I've just started Frances Hill's A Delusion of Satan. (Although I recommend strongly that you skip the introduction by Karen Armstrong, which includes such unexamined sentences as: "What Frances Hill's book shows so clearly is that bad religion can be as destructive as the most virulent atheism.") Since she's started with trying to present the experiences of Abigail Williams and Elizabeth Parris, I know that at least her intentions are to address the gap in Boyer and Nissenbaum's argument. We'll see how well she does.
no subject
Date: 2008-01-29 06:05 pm (UTC)no subject
Date: 2008-01-29 06:16 pm (UTC)Are you still pursuing Donner Party material? Because This (http://www.amazon.com/Desperate-Passage-Donner-Perilous-Journey/dp/0195305027/ref=pd_bbs_sr_2?ie=UTF8&s=books&qid=1201630193&sr=1-2) was listed in a book club selection mailer I got yesterday.
no subject
Date: 2008-01-29 07:07 pm (UTC)I really quite like the Boyer and Nissenbaum. Its flaw is more that they get a little Key-to-All-Mythologies about their thesis, not that the thesis itself is wrong. And they give good research.
no subject
Date: 2008-01-29 07:42 pm (UTC)But giving good research is always hott.
no subject
Date: 2008-01-29 10:02 pm (UTC)The first victim, Bridget Bishop. (http://www.law.umkc.edu/faculty/projects/ftrials/salem/SAL_BBIS.HTM) A few pages of reading about her tell me she was a model feminist, way ahead of her time. (http://www.google.com/search?q=Bridget+Bishop+&rls=com.microsoft:en-us:IE-SearchBox&ie=UTF-8&oe=UTF-8&sourceid=ie7&rlz=1I7GGLH)
The Salem witch trials started as a measure to control and manipulate women that didn't fit into Puritanical society (Bishop, Tituba, others) and I have no doubts that many of the men brought to trial were either victims of homosexual acts or simply suspected of being gay.

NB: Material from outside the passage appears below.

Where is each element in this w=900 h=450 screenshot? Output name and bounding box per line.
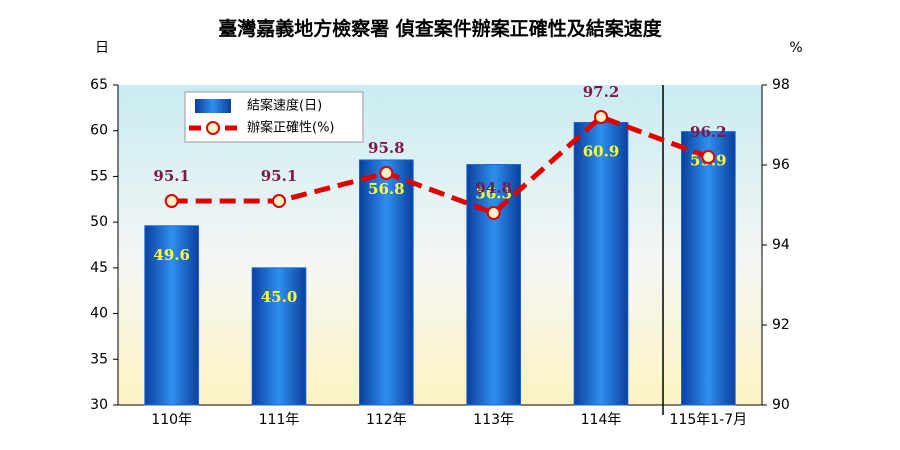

(it is also interesting to note that Mr. Bishop married his wife's accuser not barely a year(?) after her trial--- no, no that wasn't a planned event. Not at all.)

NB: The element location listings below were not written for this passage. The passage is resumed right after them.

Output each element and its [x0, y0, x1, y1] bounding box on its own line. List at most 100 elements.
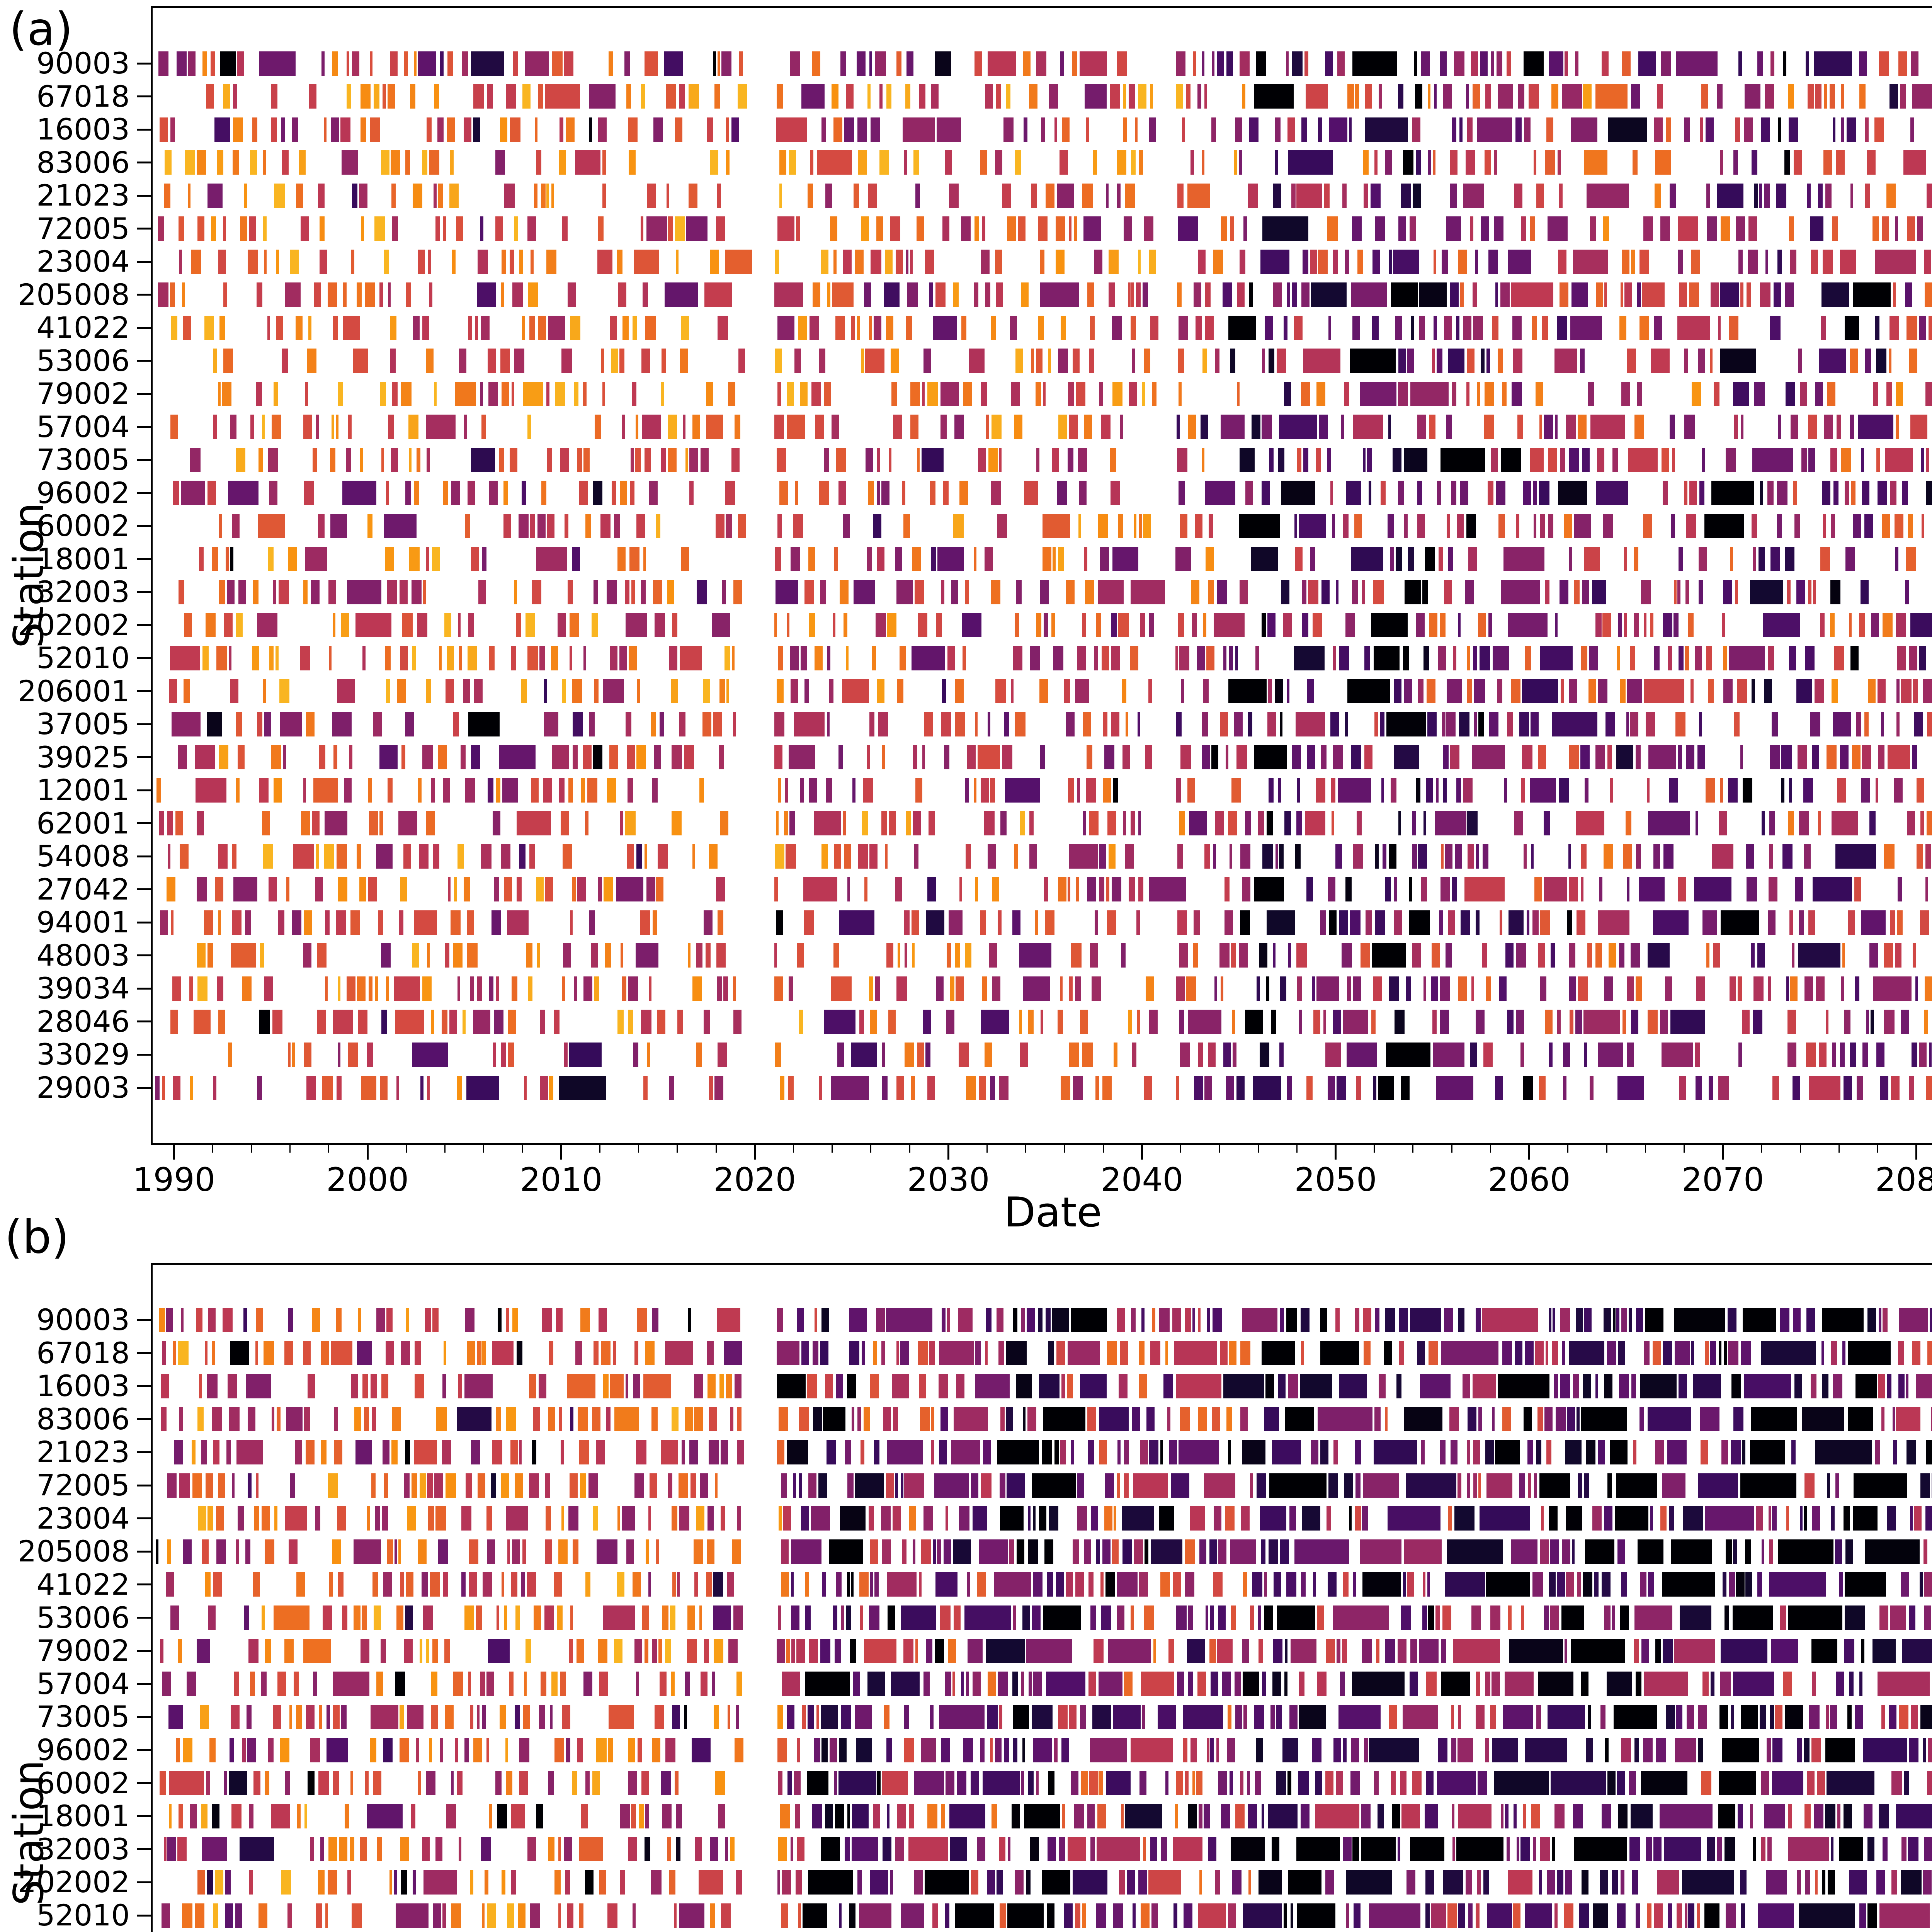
event-bar [1735, 580, 1738, 604]
event-bar [375, 976, 379, 1001]
event-bar [895, 877, 902, 902]
event-bar [857, 315, 860, 340]
event-bar [263, 216, 267, 241]
event-bar [1882, 1308, 1888, 1332]
event-bar [1734, 712, 1740, 736]
event-bar [1738, 976, 1742, 1001]
event-bar [1448, 1506, 1452, 1531]
event-bar [1367, 447, 1372, 472]
event-bar [1539, 415, 1543, 439]
event-bar [1820, 613, 1825, 638]
event-bar [412, 943, 420, 968]
event-bar [1793, 1308, 1801, 1332]
event-bar [1690, 679, 1694, 704]
event-bar [1893, 282, 1896, 307]
event-bar [777, 1738, 787, 1762]
event-bar [1146, 1407, 1155, 1432]
event-bar [571, 547, 580, 571]
event-bar [681, 315, 689, 340]
event-bar [992, 877, 1000, 902]
event-bar [1228, 1704, 1232, 1729]
event-bar [1278, 778, 1281, 803]
event-bar [235, 1903, 243, 1928]
event-bar [656, 1539, 659, 1564]
event-bar [778, 1506, 782, 1531]
event-bar [1895, 514, 1904, 538]
event-bar [778, 1605, 781, 1630]
event-bar [978, 745, 1000, 770]
event-bar [845, 1440, 852, 1464]
event-bar [1841, 976, 1844, 1001]
event-bar [926, 1638, 932, 1663]
event-bar [1112, 547, 1139, 571]
event-bar [921, 1738, 936, 1762]
event-bar [357, 1341, 372, 1366]
event-bar [1284, 811, 1291, 836]
event-bar [1040, 282, 1079, 307]
event-bar [1887, 1374, 1891, 1398]
event-bar [852, 1804, 869, 1828]
event-bar [1556, 1407, 1566, 1432]
event-bar [1398, 216, 1406, 241]
event-bar [819, 349, 825, 373]
event-bar [367, 1043, 373, 1067]
event-bar [971, 1870, 979, 1895]
event-bar [1598, 910, 1630, 935]
event-bar [286, 877, 290, 902]
event-bar [236, 778, 240, 803]
event-bar [512, 51, 518, 76]
event-bar [510, 447, 517, 472]
event-bar [1188, 1804, 1197, 1828]
event-bar [1478, 1771, 1488, 1796]
event-bar [1592, 580, 1606, 604]
event-bar [1849, 613, 1852, 638]
event-bar [495, 150, 505, 175]
event-bar [264, 1771, 269, 1796]
event-bar [1910, 1506, 1913, 1531]
event-bar [1510, 1539, 1537, 1564]
event-bar [1375, 1308, 1379, 1332]
event-bar [1581, 844, 1587, 869]
event-bar [694, 1837, 702, 1862]
event-bar [1830, 447, 1837, 472]
event-bar [327, 1738, 349, 1762]
event-bar [252, 646, 259, 670]
event-bar [1382, 844, 1386, 869]
event-bar [1042, 1440, 1052, 1464]
event-bar [534, 183, 538, 208]
event-bar [170, 282, 175, 307]
event-bar [1235, 646, 1238, 670]
event-bar [616, 249, 623, 274]
event-bar [937, 1539, 941, 1564]
event-bar [1529, 84, 1539, 109]
event-bar [418, 1771, 421, 1796]
event-bar [303, 910, 312, 935]
event-bar [1833, 712, 1852, 736]
event-bar [1931, 1407, 1932, 1432]
event-bar [1442, 712, 1445, 736]
event-bar [340, 117, 351, 142]
event-bar [1026, 1638, 1073, 1663]
event-bar [1298, 1771, 1309, 1796]
event-bar [888, 1009, 896, 1034]
event-bar [1110, 84, 1120, 109]
event-bar [1172, 1308, 1181, 1332]
event-bar [1833, 481, 1839, 505]
event-bar [397, 679, 406, 704]
event-bar [686, 216, 708, 241]
event-bar [481, 1837, 492, 1862]
event-bar [1644, 679, 1684, 704]
event-bar [1881, 712, 1884, 736]
event-bar [940, 1738, 951, 1762]
event-bar [1777, 514, 1782, 538]
event-bar [1650, 1506, 1653, 1531]
event-bar [1561, 1605, 1584, 1630]
event-bar [1250, 1473, 1253, 1498]
event-bar [1675, 712, 1685, 736]
event-bar [1740, 745, 1743, 770]
event-bar [1621, 381, 1630, 406]
event-bar [857, 1407, 861, 1432]
event-bar [435, 216, 440, 241]
event-bar [869, 1870, 888, 1895]
event-bar [1839, 1837, 1864, 1862]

I disagree with the idea that "Witch Hunts" have been organized solely for the purposes of the educated elite. The Malleus speaks way too specifically about the "sins of women": women who would have sex with any convenient demon, kill babies, and even steal penises .
Odd how this reference and many,many more within the Malleus hearken to tales of Lilith, Adam's first wife.
no subject
Date: 2008-01-30 10:04 pm (UTC)no subject
Date: 2008-01-30 11:17 pm (UTC)What I did find is that Judeo/Christian/Muslim societies ubiquitously used "witchcraft" accusations whenever a local patriarchy was being threatened/challenged by a woman or women.
In many of the zero events surrounding witch hunts it was not surprising that victim zero's description (we are also reading history from the "victor's POV"...be that as it may) held ideological similarities to that of a feminist mindset.
With all that said. I agree that the Salem Witch Trials can not be bottlenecked into a single straighforward modality for victim selection. However, I stand by my statement that Bishop was a feminist, a strong willed woman who defied the patriarchy (both in her own home and in the community) and that of all crimes to be accused of, witchcraft was both dehumanizing and defeminizing. It was this specific act of defiminization by use of the word "witch," a word that had been specifically socially reprogrammed to represent something other than what it truely was---that marked the zero event of the Salem Witch Trials as wholly misogynistic in nature.
For the rest of the trials I'd like to defer to moral panic and the Milgram Experiment...
...and apologies if I am totally off topic. I tend to wander.